Section titled “Listener wiring”
// Polaris ships these; hosts may add more.
bin/altair listeners:list --format=json          # inspect what's subscribed
bin/altair listeners:show auth.refresh_reuse_detected
  • AuditLogListener writes one append-only auth_audit_log row per event: the event name, the actor and org context, ip/user_agent where the event carries them, and a whitelisted metadata blob. Unknown events are ignored, and a failed audit write is logged and swallowed (fail-open: audit loss must not break the user-facing operation).
  • MetricsListener increments the polaris.auth.events counter for every Polaris event, with the event name as an attribute.

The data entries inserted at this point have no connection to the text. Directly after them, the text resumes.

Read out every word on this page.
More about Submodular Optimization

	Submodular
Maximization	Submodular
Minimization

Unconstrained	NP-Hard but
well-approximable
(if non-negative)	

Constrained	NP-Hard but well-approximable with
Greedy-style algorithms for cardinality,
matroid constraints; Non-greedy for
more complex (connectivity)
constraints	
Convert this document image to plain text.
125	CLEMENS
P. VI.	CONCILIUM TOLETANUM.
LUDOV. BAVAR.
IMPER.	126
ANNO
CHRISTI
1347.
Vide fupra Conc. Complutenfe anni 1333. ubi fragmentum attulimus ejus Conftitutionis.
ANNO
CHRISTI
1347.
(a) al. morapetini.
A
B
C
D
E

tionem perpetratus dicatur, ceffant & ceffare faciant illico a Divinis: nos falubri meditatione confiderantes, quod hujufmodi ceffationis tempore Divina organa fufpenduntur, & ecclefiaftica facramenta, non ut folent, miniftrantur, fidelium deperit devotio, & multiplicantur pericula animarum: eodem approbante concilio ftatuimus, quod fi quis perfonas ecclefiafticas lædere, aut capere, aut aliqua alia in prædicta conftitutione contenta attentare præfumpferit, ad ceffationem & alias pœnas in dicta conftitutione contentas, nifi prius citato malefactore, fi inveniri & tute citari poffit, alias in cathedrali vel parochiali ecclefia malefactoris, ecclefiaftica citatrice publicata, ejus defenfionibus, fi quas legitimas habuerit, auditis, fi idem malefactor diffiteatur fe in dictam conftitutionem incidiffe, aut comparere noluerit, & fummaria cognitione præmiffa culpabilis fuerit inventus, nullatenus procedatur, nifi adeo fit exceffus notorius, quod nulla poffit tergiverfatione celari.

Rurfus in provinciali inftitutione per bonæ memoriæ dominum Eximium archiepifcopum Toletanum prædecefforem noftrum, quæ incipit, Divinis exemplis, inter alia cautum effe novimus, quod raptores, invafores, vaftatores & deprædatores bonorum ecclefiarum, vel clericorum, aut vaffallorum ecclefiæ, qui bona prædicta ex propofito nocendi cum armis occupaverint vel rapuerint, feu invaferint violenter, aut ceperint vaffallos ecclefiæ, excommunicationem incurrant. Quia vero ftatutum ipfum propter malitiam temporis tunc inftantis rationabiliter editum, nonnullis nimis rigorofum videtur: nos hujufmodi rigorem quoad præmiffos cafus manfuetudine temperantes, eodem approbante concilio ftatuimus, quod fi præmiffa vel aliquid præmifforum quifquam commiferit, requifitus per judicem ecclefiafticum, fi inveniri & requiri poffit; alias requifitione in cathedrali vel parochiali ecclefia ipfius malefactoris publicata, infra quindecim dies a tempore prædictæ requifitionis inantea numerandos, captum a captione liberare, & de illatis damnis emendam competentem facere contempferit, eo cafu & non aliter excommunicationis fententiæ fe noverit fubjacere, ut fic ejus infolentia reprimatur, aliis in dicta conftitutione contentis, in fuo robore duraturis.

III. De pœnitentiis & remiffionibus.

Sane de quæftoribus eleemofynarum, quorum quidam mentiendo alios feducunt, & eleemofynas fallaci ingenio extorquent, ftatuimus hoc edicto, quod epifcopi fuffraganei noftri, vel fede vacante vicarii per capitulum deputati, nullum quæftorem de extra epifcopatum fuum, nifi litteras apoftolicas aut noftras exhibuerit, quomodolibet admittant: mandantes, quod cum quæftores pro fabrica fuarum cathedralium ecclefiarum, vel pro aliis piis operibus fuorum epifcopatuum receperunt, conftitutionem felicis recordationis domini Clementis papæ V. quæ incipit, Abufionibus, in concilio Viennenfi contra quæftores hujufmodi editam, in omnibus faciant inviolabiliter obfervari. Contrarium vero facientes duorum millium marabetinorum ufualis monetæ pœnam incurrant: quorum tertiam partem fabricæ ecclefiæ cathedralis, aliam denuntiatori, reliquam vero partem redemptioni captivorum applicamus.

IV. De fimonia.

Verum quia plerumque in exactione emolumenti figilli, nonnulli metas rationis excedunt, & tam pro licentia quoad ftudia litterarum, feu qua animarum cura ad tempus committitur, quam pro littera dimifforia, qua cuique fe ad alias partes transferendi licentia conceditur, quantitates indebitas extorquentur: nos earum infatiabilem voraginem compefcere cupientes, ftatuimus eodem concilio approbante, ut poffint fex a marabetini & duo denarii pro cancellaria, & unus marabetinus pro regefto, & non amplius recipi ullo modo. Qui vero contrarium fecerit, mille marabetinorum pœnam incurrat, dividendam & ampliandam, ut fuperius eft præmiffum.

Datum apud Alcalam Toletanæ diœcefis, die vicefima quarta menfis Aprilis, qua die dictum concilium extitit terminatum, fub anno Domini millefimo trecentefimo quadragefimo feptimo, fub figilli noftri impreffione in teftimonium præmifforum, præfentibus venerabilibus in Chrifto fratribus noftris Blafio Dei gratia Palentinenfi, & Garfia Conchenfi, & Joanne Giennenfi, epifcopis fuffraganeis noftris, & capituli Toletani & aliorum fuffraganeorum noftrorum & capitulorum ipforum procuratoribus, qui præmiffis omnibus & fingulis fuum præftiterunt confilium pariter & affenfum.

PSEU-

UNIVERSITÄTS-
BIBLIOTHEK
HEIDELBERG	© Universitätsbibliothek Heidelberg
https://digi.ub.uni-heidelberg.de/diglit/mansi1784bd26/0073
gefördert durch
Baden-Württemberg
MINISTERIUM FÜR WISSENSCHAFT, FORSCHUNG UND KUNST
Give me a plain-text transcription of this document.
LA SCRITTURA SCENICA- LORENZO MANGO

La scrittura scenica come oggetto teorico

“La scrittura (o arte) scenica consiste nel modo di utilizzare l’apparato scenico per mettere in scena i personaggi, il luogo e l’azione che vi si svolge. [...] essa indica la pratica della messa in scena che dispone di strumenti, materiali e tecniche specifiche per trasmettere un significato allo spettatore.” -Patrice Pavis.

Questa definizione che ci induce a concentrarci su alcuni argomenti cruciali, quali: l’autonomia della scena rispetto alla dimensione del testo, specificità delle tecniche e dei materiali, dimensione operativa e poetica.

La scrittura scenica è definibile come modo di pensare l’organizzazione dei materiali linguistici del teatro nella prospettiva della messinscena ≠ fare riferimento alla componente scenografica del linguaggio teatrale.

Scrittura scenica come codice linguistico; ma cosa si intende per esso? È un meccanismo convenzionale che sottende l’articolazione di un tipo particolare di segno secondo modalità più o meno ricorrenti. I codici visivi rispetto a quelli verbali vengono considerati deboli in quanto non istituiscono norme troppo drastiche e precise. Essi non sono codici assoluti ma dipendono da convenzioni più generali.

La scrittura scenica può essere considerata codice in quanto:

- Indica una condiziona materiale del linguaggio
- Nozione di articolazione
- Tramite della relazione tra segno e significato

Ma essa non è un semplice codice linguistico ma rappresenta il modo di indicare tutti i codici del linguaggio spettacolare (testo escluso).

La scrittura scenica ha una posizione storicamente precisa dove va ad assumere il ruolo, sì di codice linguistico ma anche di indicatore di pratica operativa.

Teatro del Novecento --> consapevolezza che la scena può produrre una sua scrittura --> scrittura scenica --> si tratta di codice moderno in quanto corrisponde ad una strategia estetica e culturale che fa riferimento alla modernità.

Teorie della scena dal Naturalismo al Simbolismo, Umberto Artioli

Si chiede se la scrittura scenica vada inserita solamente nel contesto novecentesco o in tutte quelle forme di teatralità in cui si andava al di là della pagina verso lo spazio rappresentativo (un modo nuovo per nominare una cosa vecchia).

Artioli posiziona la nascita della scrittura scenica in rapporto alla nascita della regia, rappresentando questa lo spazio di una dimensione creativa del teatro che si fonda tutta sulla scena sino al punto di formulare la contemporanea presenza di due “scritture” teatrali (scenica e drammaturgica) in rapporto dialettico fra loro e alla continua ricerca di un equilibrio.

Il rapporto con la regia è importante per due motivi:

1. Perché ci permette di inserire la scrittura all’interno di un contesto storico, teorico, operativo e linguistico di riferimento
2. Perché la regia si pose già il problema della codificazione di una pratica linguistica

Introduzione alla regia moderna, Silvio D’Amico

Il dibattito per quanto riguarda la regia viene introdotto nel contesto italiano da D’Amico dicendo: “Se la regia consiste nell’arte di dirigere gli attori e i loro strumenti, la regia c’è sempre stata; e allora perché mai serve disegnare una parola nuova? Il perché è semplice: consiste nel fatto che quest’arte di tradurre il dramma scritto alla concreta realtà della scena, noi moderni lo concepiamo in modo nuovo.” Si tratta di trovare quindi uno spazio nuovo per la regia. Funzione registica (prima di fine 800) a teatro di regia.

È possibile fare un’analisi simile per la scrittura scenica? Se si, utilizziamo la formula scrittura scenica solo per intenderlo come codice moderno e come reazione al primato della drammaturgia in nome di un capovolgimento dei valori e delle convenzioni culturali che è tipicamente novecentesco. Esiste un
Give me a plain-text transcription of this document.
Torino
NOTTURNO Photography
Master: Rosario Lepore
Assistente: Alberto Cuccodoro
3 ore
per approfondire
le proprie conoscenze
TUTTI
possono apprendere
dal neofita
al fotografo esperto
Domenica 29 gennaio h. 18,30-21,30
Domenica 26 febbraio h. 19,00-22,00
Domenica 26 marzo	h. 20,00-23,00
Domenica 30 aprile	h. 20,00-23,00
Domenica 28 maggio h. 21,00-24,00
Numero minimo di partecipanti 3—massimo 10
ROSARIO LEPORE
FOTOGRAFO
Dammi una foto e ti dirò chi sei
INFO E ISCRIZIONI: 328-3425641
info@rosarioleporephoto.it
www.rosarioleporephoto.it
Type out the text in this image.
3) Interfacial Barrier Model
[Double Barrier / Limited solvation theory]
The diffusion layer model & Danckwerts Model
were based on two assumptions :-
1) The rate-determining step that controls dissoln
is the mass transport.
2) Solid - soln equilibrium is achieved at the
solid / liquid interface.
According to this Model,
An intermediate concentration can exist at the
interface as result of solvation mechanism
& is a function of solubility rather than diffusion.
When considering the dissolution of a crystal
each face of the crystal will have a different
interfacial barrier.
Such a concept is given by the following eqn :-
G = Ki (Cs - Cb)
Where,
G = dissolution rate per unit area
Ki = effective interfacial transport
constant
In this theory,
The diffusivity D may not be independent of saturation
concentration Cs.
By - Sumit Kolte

  • NotificationListener subscribes to the user-facing ones (user.registered, user.password_reset_requested, member.invited, user.locked, the mfa.* lifecycle events) and calls the OtpMailerInterface / SmsSenderInterface ports.
  • Hosts add listeners (e.g. push user.registered to a CRM, alert on auth.refresh_reuse_detected) without touching Polaris.

The notification content/templates are the host’s concern via the OtpMailerInterface template name + context; Polaris defines the event and the data, not the copy.